From the School of Medicine at the University of Nottingham, Professor Michael Symonds stated that drinking some espresso can enable you to get more fit by animating brown fat, which consumes calories to produce body heat, specialists have found.

Brown adipose tissue (BAT), or "brown fat" (also known as "good fat"), can generate heat and metabolize macronutrients (i.e. glucose-heavy foods like honey and dried fruit) by burning calories.

The study is one of the first to be carried out in humans to find components which could have a direct effect on "brown fat" functions, which plays a key role in how quickly we can burn calories as energy.

Initially, brown fat was only attributed to hibernating mammals and babies; however, in the recent years, it was discovered that adults can have brown fat too.

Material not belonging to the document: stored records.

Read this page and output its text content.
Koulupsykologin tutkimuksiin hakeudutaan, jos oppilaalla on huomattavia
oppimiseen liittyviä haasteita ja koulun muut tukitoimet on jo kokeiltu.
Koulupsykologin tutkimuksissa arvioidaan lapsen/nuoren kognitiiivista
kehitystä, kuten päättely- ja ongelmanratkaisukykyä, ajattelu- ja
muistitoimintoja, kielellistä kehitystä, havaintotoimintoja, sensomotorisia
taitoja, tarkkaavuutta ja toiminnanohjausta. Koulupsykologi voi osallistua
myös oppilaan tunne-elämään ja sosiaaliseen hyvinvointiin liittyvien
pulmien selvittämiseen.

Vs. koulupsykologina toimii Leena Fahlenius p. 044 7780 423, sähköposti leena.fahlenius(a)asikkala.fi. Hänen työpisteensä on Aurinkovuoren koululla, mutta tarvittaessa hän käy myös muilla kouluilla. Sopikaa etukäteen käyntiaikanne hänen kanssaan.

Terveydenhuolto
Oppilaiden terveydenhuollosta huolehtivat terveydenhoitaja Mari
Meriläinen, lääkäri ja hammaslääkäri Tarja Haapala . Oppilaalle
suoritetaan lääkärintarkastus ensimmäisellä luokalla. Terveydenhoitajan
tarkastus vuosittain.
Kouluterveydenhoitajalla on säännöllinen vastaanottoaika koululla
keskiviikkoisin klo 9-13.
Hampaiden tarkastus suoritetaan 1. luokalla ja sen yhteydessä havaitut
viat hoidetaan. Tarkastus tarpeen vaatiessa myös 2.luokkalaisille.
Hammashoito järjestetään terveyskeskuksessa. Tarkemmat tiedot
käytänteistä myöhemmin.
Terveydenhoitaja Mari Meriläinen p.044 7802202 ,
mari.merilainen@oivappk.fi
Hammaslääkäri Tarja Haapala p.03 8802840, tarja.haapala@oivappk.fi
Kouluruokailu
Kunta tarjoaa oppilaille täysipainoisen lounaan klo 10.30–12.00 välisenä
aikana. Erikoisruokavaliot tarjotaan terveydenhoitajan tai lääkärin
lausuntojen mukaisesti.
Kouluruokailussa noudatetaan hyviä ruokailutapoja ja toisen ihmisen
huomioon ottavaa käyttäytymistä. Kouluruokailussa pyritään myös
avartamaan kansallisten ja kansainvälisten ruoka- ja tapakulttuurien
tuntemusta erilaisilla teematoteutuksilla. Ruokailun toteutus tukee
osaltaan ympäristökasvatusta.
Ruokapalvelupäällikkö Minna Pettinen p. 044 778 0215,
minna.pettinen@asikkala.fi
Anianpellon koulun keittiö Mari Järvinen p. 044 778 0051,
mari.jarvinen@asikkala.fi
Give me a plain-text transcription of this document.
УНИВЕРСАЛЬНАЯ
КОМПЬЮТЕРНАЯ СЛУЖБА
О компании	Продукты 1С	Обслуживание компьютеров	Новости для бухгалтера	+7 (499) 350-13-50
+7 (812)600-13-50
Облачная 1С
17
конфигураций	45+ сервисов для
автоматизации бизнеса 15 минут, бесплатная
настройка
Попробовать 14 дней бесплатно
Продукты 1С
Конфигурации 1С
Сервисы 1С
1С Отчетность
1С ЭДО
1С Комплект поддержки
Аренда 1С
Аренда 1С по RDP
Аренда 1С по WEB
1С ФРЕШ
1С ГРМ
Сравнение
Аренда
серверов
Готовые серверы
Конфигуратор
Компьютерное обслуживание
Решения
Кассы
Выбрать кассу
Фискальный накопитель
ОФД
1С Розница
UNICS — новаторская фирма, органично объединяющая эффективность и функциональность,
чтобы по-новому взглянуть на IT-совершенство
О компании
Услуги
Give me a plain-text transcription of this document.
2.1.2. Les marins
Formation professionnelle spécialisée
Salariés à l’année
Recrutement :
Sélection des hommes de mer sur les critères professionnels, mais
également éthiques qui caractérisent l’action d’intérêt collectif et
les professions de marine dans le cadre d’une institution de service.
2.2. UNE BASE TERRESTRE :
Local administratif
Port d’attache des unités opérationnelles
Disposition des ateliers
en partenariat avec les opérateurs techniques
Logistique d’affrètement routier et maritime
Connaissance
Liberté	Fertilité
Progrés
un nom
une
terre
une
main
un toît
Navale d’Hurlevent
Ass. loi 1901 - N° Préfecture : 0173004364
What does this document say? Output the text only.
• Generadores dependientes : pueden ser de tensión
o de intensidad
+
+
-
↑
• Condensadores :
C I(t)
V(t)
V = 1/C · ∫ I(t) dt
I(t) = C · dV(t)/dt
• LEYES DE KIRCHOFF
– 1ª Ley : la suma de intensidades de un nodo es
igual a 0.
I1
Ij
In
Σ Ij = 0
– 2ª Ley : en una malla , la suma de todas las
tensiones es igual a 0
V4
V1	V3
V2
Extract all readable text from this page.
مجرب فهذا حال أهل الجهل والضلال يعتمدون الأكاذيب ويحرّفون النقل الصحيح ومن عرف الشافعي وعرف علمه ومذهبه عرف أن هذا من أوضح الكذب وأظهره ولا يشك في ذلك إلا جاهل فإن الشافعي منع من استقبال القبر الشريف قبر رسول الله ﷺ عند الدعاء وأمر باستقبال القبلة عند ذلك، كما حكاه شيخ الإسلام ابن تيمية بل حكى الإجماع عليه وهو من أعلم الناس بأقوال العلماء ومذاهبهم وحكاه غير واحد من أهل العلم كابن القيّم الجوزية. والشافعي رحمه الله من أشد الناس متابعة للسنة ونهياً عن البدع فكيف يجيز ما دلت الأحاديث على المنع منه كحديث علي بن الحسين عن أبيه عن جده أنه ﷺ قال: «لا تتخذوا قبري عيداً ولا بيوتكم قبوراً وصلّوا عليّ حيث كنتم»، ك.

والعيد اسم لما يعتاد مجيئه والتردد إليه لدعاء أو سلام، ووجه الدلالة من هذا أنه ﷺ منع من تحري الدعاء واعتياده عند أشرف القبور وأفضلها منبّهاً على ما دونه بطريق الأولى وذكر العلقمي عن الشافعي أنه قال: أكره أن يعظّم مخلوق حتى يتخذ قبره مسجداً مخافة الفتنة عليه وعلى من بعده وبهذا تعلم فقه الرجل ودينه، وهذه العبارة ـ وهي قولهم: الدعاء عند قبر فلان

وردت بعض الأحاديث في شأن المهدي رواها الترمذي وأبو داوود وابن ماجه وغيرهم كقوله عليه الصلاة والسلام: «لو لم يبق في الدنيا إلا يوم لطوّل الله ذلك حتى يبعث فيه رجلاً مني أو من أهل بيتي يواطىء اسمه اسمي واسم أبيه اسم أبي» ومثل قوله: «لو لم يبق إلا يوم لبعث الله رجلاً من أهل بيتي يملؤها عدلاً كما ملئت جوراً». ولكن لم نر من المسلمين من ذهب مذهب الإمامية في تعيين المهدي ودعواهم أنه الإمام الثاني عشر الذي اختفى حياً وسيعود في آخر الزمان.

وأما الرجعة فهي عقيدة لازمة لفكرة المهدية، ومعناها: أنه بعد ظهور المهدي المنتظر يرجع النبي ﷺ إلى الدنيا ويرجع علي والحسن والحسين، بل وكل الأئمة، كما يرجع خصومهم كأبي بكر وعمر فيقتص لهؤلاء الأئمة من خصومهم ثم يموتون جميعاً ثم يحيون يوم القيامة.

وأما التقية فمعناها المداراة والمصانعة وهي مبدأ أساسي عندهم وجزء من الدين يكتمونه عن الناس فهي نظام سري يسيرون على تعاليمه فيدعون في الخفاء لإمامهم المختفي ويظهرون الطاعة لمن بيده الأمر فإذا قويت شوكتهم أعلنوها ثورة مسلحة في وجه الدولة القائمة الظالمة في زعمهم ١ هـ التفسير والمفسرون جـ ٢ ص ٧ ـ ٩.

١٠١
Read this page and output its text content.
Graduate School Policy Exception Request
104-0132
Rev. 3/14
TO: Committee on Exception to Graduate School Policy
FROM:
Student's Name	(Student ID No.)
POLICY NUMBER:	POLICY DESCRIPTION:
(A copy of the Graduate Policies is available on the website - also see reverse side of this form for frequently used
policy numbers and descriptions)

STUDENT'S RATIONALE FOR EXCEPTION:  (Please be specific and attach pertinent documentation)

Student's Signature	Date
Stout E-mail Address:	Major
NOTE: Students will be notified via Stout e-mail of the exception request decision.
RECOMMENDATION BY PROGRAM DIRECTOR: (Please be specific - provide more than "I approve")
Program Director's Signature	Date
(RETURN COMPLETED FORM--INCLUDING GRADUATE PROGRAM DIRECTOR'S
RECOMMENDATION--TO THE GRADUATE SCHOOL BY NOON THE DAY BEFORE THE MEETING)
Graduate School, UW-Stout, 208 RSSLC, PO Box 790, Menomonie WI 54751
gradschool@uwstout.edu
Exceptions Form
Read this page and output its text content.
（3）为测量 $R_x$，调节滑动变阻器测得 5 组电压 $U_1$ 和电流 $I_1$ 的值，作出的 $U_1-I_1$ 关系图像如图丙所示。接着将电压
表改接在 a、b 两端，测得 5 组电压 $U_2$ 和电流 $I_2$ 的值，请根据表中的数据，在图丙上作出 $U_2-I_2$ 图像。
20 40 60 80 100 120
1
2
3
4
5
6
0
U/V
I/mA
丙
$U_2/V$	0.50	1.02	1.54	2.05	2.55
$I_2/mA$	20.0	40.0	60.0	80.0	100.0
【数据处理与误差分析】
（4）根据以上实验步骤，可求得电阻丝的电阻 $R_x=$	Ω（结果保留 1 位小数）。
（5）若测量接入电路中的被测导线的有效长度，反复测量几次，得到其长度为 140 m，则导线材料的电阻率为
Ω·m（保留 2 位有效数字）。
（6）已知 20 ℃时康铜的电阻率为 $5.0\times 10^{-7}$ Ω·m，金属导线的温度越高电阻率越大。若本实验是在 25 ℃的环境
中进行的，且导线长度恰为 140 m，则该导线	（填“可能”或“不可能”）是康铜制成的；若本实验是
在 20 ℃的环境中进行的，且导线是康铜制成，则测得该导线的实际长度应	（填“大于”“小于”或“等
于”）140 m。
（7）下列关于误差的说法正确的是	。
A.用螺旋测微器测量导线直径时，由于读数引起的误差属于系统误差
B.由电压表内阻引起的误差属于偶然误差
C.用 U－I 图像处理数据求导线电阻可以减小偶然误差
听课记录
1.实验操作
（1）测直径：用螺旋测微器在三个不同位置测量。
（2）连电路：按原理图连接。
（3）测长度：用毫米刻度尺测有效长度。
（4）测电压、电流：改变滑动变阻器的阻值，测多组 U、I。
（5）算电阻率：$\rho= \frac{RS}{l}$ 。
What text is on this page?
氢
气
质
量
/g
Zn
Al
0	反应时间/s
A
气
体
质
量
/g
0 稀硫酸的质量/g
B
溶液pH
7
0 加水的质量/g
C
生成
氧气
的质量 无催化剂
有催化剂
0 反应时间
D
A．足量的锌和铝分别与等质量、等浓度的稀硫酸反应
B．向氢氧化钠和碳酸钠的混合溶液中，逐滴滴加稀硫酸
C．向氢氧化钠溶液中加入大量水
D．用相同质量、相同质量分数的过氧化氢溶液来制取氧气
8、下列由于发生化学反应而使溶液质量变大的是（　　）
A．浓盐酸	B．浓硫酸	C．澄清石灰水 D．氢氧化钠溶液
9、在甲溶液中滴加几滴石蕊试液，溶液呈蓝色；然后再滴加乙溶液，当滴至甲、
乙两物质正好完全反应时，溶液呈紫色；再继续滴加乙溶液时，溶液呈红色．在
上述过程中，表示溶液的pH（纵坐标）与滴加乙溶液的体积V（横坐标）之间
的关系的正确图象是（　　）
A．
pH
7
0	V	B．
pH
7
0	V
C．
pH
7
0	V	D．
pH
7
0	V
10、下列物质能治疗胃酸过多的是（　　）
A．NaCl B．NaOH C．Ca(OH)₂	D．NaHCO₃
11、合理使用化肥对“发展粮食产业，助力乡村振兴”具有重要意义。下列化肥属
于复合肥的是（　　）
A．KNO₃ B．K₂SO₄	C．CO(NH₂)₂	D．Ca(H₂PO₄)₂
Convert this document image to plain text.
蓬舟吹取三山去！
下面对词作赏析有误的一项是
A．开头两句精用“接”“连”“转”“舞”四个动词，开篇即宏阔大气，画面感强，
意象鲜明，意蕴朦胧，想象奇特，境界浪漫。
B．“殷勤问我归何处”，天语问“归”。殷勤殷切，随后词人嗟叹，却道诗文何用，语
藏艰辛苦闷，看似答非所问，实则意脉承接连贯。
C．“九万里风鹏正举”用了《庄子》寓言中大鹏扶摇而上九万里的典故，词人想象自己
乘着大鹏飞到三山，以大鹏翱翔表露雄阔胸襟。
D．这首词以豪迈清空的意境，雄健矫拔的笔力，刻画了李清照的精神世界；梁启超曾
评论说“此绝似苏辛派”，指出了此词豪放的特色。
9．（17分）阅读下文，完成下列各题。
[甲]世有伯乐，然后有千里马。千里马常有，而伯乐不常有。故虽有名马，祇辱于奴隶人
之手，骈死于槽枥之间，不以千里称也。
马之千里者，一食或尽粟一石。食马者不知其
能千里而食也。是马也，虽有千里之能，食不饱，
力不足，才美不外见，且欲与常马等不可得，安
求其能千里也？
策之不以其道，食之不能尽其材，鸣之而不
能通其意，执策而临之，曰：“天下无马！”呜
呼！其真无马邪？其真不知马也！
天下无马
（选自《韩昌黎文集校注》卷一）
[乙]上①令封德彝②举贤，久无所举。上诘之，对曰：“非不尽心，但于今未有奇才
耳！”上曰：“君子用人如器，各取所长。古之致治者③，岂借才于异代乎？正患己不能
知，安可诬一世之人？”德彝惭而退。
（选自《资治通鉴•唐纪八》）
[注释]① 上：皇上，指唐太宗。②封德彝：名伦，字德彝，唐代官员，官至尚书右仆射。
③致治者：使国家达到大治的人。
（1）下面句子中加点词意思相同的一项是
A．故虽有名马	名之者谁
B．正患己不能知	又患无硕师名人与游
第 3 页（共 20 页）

Those with a lower body mass index tend to have a higher amount of brown fat, and Mr Symonds said the new findings could be significant in helping to tackle obesity and diabetes. Caffeine exposure induces browning features in adipose tissue in vitro and in vivo. "However, until now, no one has found an acceptable way to stimulate its activity in humans".

Scientists are uncertain if it's the caffeine in coffee that's responsible for this, or another ingredient. He included that it was this was the main research to indicate how espresso affects dark colored fat in people. We are now looking at caffeine supplements to test whether the effect is similar.

Drinking coffee could activate the body's fat-fighting defenses, a discovery that could have potential implications in the battle against obesity and diabetes. Once they had found the right dose, they then moved on to humans to see if the results were similar.

They using thermal imaging technology, they tested it on humans.